同様に、メンバーの体調不良での欠勤状況を見る限り、楽しんで働く人材ほど体調不良率が低い。副業で忙しい人材程、時間を無視して働いているにもかからわず、出勤し続ける。

一方、思考停止してしまっていて、淡々と業務をこなす人材ほど、体調不良率が高い。指示待ち人間となってしまい、自己研鑽が習慣化されていない人材は、自己実現の機会がなく、欲求が満たされない。

結果、ストレスによって精神が先に健康を害し、次いで身体へ不調を来たす。身体がサインを発するわけである。「それが正しい生活ではない」と。

このように、働くことでの自己実現が一定の割合で心身の健康に影響している。そう考えざるを得ない経験上の根拠が私にはある。

健康を軽視するマネジメントを正す

石垣議員がどれだけ健康体で、楽しく毎日仕事をされているか存じ上げない。しかし政治家だけでなく、我々マネジメント全員は、人が健康であることの尊さを軽視するような思考がされるならば即刻正すべきだ。

多様性が叫ばれるなか、すべての人が心身ともに健康体であることを、働き方の前提に敷くことはある種の差別だ。

安倍首相は自らの退陣理由を健康上の問題で正しい政治判断が出来かねるおそれがあるためとした。国民の運命を左右するための決断ができる健康状態ではないということだ。

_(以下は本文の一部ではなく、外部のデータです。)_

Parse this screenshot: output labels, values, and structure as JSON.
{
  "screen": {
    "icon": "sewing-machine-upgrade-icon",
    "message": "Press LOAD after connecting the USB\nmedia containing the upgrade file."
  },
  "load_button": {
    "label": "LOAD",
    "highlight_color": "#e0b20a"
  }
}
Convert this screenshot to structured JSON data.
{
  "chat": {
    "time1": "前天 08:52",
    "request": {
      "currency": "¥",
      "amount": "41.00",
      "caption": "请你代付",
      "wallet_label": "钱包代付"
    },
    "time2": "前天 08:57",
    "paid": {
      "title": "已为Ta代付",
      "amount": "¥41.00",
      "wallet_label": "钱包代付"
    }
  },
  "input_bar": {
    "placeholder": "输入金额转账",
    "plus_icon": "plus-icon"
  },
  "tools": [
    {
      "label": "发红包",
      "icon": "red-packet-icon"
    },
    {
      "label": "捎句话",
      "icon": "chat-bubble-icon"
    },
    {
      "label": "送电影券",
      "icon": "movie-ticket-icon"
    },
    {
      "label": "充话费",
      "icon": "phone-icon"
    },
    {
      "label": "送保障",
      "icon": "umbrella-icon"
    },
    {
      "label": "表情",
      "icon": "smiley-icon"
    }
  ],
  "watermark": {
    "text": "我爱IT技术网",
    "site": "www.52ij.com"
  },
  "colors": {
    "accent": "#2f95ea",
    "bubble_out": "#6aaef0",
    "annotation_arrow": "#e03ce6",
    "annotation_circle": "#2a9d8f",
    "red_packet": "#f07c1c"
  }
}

果たしてどれだけその決断に心身の負荷がかかるだろうか。多くの国民は想像出来ないことだろう。国会議員であっても、先の通り軽視するほどだからだ。

我々は、いつも自分のことだけを考えがちだ。他者が何に苦しみ、何に悩み、日々努力をどのように積み上げているか。全てを想像する時間はないだろう。

せめて自分を取り巻く人々が健康に働けるよう気遣う気持ちを持ちたいものである。

その日一日を、生きれること、働けることに感謝し、互いに尊敬しあうことがマネジメントの第一歩ではないだろうか。